VIII. The right of anyone accused of crime to the effective assistance of counsel is as precious as it is fundamental. A fair trial requires the efforts of competent attorneys to present both the prosecution and the defense. Iowa boasts a long tradition of recognizing this truth. See §§ 2852 and 2853, The Code 1851. We have always provided counsel to indigents at public expense. § 2561, The Code 1851. It is certainly no affront to this truth to point out, as we have many times, that a criminal conviction is not tantamount to an ineffective counsel. The review of professional performance is to be made, not with 20/20 hindsight, but in the light of the press of trial and trial preparation. Our adversary system would indeed be threatened if we reached the point where defense counsel were to assume a conviction would automatically be followed by a claim of incompetence.
We have nothing more in the record here.
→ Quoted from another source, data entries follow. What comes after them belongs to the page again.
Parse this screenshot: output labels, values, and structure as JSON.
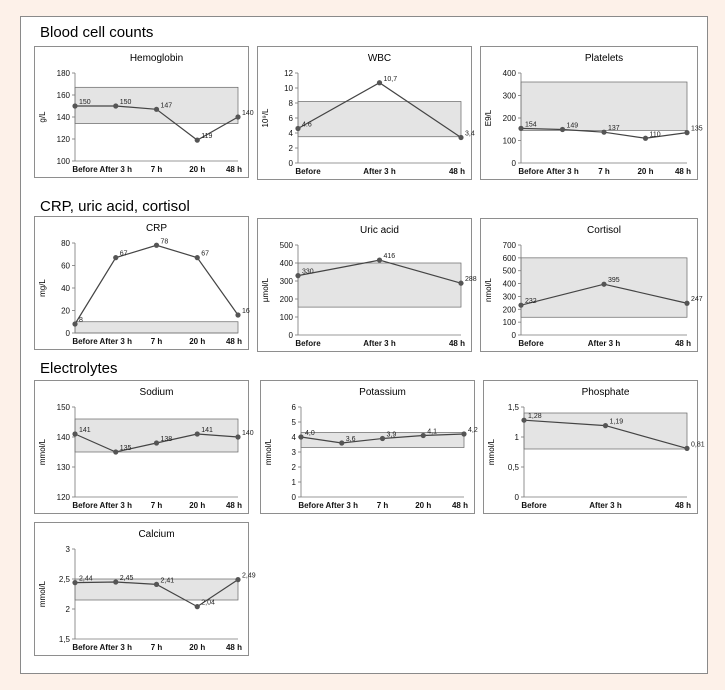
{
  "sections": [
    {
      "label": "Blood cell counts"
    },
    {
      "label": "CRP, uric acid, cortisol"
    },
    {
      "label": "Electrolytes"
    }
  ],
  "colors": {
    "band": "#e4e4e4",
    "line": "#444444",
    "marker": "#555555"
  },
  "chart_data": [
    {
      "type": "line",
      "title": "Hemoglobin",
      "ylabel": "g/L",
      "ylim": [
        100,
        180
      ],
      "yticks": [
        100,
        120,
        140,
        160,
        180
      ],
      "categories": [
        "Before",
        "After 3 h",
        "7 h",
        "20 h",
        "48 h"
      ],
      "values": [
        150,
        150,
        147,
        119,
        140
      ],
      "labels": [
        "150",
        "150",
        "147",
        "119",
        "140"
      ],
      "reference_band": [
        134,
        167
      ]
    },
    {
      "type": "line",
      "title": "WBC",
      "ylabel": "10⁹/L",
      "ylim": [
        0,
        12
      ],
      "yticks": [
        0,
        2,
        4,
        6,
        8,
        10,
        12
      ],
      "categories": [
        "Before",
        "After 3 h",
        "48 h"
      ],
      "values": [
        4.6,
        10.7,
        3.4
      ],
      "labels": [
        "4.6",
        "10,7",
        "3,4"
      ],
      "reference_band": [
        3.5,
        8.2
      ]
    },
    {
      "type": "line",
      "title": "Platelets",
      "ylabel": "E9/L",
      "ylim": [
        0,
        400
      ],
      "yticks": [
        0,
        100,
        200,
        300,
        400
      ],
      "categories": [
        "Before",
        "After 3 h",
        "7 h",
        "20 h",
        "48 h"
      ],
      "values": [
        154,
        149,
        137,
        110,
        135
      ],
      "labels": [
        "154",
        "149",
        "137",
        "110",
        "135"
      ],
      "reference_band": [
        145,
        360
      ]
    },
    {
      "type": "line",
      "title": "CRP",
      "ylabel": "mg/L",
      "ylim": [
        0,
        80
      ],
      "yticks": [
        0,
        20,
        40,
        60,
        80
      ],
      "categories": [
        "Before",
        "After 3 h",
        "7 h",
        "20 h",
        "48 h"
      ],
      "values": [
        8,
        67,
        78,
        67,
        16
      ],
      "labels": [
        "8",
        "67",
        "78",
        "67",
        "16"
      ],
      "reference_band": [
        0,
        10
      ]
    },
    {
      "type": "line",
      "title": "Uric acid",
      "ylabel": "µmol/L",
      "ylim": [
        0,
        500
      ],
      "yticks": [
        0,
        100,
        200,
        300,
        400,
        500
      ],
      "categories": [
        "Before",
        "After 3 h",
        "48 h"
      ],
      "values": [
        330,
        416,
        288
      ],
      "labels": [
        "330",
        "416",
        "288"
      ],
      "reference_band": [
        155,
        400
      ]
    },
    {
      "type": "line",
      "title": "Cortisol",
      "ylabel": "nmol/L",
      "ylim": [
        0,
        700
      ],
      "yticks": [
        0,
        100,
        200,
        300,
        400,
        500,
        600,
        700
      ],
      "categories": [
        "Before",
        "After 3 h",
        "48 h"
      ],
      "values": [
        232,
        395,
        247
      ],
      "labels": [
        "232",
        "395",
        "247"
      ],
      "reference_band": [
        138,
        600
      ]
    },
    {
      "type": "line",
      "title": "Sodium",
      "ylabel": "mmol/L",
      "ylim": [
        120,
        150
      ],
      "yticks": [
        120,
        130,
        140,
        150
      ],
      "categories": [
        "Before",
        "After 3 h",
        "7 h",
        "20 h",
        "48 h"
      ],
      "values": [
        141,
        135,
        138,
        141,
        140
      ],
      "labels": [
        "141",
        "135",
        "138",
        "141",
        "140"
      ],
      "reference_band": [
        135,
        146
      ]
    },
    {
      "type": "line",
      "title": "Potassium",
      "ylabel": "mmol/L",
      "ylim": [
        0,
        6
      ],
      "yticks": [
        0,
        1,
        2,
        3,
        4,
        5,
        6
      ],
      "categories": [
        "Before",
        "After 3 h",
        "7 h",
        "20 h",
        "48 h"
      ],
      "values": [
        4.0,
        3.6,
        3.9,
        4.1,
        4.2
      ],
      "labels": [
        "4,0",
        "3,6",
        "3,9",
        "4,1",
        "4,2"
      ],
      "reference_band": [
        3.3,
        4.3
      ]
    },
    {
      "type": "line",
      "title": "Phosphate",
      "ylabel": "mmol/L",
      "ylim": [
        0,
        1.5
      ],
      "yticks": [
        0,
        0.5,
        1,
        1.5
      ],
      "yticklabels": [
        "0",
        "0,5",
        "1",
        "1,5"
      ],
      "categories": [
        "Before",
        "After 3 h",
        "48 h"
      ],
      "values": [
        1.28,
        1.19,
        0.81
      ],
      "labels": [
        "1,28",
        "1,19",
        "0,81"
      ],
      "reference_band": [
        0.8,
        1.4
      ]
    },
    {
      "type": "line",
      "title": "Calcium",
      "ylabel": "mmol/L",
      "ylim": [
        1.5,
        3
      ],
      "yticks": [
        1.5,
        2,
        2.5,
        3
      ],
      "yticklabels": [
        "1,5",
        "2",
        "2,5",
        "3"
      ],
      "categories": [
        "Before",
        "After 3 h",
        "7 h",
        "20 h",
        "48 h"
      ],
      "values": [
        2.44,
        2.45,
        2.41,
        2.04,
        2.49
      ],
      "labels": [
        "2,44",
        "2,45",
        "2,41",
        "2,04",
        "2,49"
      ],
      "reference_band": [
        2.15,
        2.5
      ]
    }
  ]
}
On our de novo review we find the performance of Kellogg's trial counsel fell easily within the range of normal competence. We do not believe the question is at all close.
IX. In another assignment Kellogg challenges on equal protections grounds our procedure which required him to present his claim of ineffective counsel in a postconviction proceeding. As authority he cites U.S.Const. art. IV, § 2 and amend. XIV, § 1, and Iowa Const. art. I, § 10. He believes we should have considered his assertion of ineffective counsel upon his first appeal without benefit of Dunbar's explanations.
Kellogg, as we have said, bears the burden of proof to show ineffective counsel. The fact of this burden places him in an odd position to complain of our procedure which provides for a thorough presentation of the professional efforts he seeks to establish as ineffective. We have held that counsel has a right to explain his professional efforts. State v. Coil, 264 N.W.2d 293, 296 (Iowa 1978). We have also held that the State has such an opportunity. Kellogg, 263 N.W.2d at 544. These rights provide ample classification grounds to justify a more elaborate procedure when there is an assertion of ineffective counsel. Kellogg's constitutional challenge to our procedure for testing effectiveness of counsel is without merit.